O amigo desalmado não foi homem para esperar por sua fúria. Ana Cláudia não
teve tempo de fugir. Floriano espancou a mulher sem piedade e não a matou
porque banhistas intervieram a favor da moça. “Rapariga da peste, eu ainda te
mato”, bradava Floriano enquanto fugia. Ninguém mais viu em Recife aquele jovem
estudante atormentado. Os Nogueiras de Salgueiro foram várias vezes a capital
do estado para saber de Floriano. Nunca foi possível saber notícia alguma. Procuraram
no necrotério, mas nada. Eu não sei como aquele homem culto veio parar em minha
cidade. Eu sempre o via no mercado municipal como um mentecapto. Via-se, porém,
que era um homem com estudo e era gentil. Nos poucos momentos de lucidez,
falava dos mistérios da vida e de seu passado em Pernambuco. Xingava muito. “Rapariga
da peste” era o que mais se ouvia. Vivia numa choupana no pé do morro.

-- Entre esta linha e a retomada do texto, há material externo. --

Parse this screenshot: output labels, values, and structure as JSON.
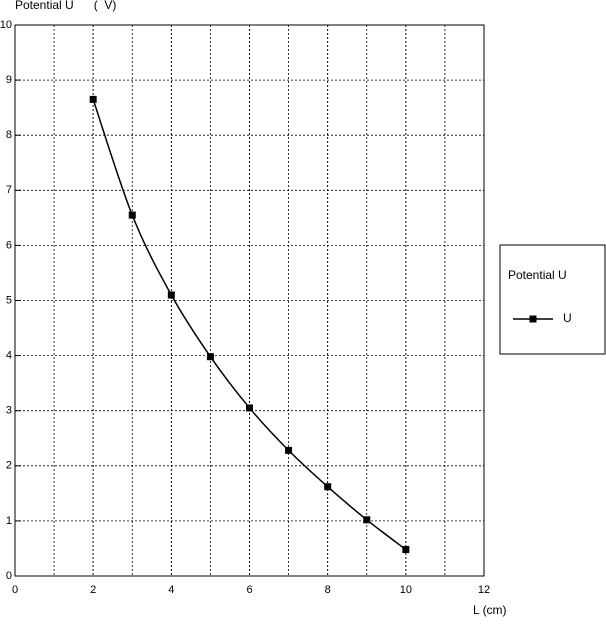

Eu e
outros moleques da rua íamos vê-lo. Com a perversidade típica da idade, jogávamos
pedra em sua casa só para ouvi-lo xingar. O tempo passou. O velho morreu, onde
hoje fica o bairro Floriano. Dizem que um dia umas pessoas muito distintas, com
sotaque pernambucano, procuravam um membro de sua família de nome Floriano, que
vivera por muitos anos naquela cidadezinha, segundo haviam apurado. Era nosso
personagem. Daí fiquei sabendo de onde viera o homem que dá nome ao nosso
bairro. Mas como conhecer sua história? Então resolvi escrever a história de
Floriano Nogueira Sobrinho. Não sei se me saiu meio ao Chicó de Ariano
Suassuna, mas asseguro que a história sucedeu assim.